The album's peaks include Dei Rossi's drumming alongside Pagliuca's hissing synthesizers, with their instrumental interplay highlighting 'Felona e Sorona's best moments, such as when the thunderous opening track 'Sospesi Nell'incredible'('In Between') kicks into spooky gear, all the while accompanied by Tagliapietra's thrilling bass rumbles and sinister vocals. An incredible start indeed, 'Sospesi Nell'Incredible' is a moody, beautifully controlled piece of music and the group's premier composition.
Elsewhere, lighter shades brighten up the glossy orchestral grandeur of L'iquilibrio'('The Balance'), Tagliapietra's metronomical bass-lines make a measured re-appearance on the staccato-undercut 'Ritratto Di Un Mattino'('Portrait Of A Morning') and the album finishes with a roar, the trio combining to wall-of-sound effect on the grandiose closer 'Ritorno Al Nulla'('Return You To Nothing').
With a grand, almost operatic sound drenching a selection of carefully-crafted symphonic pieces, Le Orme's 'Felona e Sorona' is yet another example of the richness and the diversity of Italian progressive rock.

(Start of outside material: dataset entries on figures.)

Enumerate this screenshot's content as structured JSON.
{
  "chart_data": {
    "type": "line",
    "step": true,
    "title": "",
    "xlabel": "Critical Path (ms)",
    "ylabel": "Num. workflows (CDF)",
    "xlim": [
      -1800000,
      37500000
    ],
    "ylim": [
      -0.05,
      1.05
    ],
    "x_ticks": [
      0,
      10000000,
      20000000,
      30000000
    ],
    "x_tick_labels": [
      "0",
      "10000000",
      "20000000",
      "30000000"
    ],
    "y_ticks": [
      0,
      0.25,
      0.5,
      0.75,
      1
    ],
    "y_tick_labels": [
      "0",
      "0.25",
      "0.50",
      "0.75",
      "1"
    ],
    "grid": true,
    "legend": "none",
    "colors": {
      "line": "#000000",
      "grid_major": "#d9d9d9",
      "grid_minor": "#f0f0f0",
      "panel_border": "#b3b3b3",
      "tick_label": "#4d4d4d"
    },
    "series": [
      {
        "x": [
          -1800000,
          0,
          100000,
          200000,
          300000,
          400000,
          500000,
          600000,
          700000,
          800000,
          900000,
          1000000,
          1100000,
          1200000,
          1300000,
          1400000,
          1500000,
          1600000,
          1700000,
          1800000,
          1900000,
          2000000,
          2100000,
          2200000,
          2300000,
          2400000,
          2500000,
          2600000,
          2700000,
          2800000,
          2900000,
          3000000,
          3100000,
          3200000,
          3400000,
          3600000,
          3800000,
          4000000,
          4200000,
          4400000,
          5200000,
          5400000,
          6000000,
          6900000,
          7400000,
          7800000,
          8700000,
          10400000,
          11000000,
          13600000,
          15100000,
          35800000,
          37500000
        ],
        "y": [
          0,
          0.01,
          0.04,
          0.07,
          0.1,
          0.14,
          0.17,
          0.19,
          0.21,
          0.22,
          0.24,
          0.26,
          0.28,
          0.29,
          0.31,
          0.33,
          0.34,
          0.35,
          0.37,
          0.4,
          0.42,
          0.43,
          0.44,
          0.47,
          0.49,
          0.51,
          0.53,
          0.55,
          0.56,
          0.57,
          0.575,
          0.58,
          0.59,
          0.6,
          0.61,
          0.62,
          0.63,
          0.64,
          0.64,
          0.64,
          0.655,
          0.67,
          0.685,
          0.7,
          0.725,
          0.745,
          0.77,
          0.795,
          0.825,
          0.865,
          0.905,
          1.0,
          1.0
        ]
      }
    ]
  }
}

Alongside the likes of PFM, Banco Del Mutuo Soccorso and Maxophone, the former psych-pop merchants have helped to take the sounds of the Italian set outside of the country, into markets such as Britain, Japan and the USA where they have each sold substantial amounts. During 1974, and after the huge domestic success of 'Felona e Sorona', the British, Tony Stratton-Smith-led label Charisma Records, home to the likes of Genesis and Van Der Graaf Generator, signed a deal with the group to release an English-language version of the album adapted by Van Der Graaf Generator's front-man Peter Hammill, both in England and throughout the USA. This 1974 version sought to lend the group an international profile, and the move would prove fruitful, both for a brief while in the USA and Central Europe during the mid-seventies and for a great deal longer in Japan, who's lucky fans would get the extraordinary, double-live album 'Live Orme' released in Japan only a decade later. Strangely, most of the group's foreign fans seemed to prefer the Italian language versions.
For Le Orme, 'Felona e Sorona' remains the group's defining statement, both at home and across the world. The power trio format, the lack of lead guitars and the orchestrally-tinged sound provides a dramatic new twist on the symphonic progressive rock sub-genre, with Tagliapietra's basses creating an ominous undercurrent above which all else twinkles and the dark, deliberately confrontational nature of the compositions creating a powerful, lushly-realized atmosphere so typical of Italian progressive rock.
Alongside 'Per Un Amico' by PFM, Maxophone's self-titled debut and Banco Del Mutuo Soccorso's 'Io Sono Nato Libero', 'Felona e Sorona' by Le Orme ranks as one of Italy's finest albums from the genre's golden days. The group's original, late-sixties decision to discard the guitar, slim down to a trio, and tackle original and much more complex material has paid off impressively.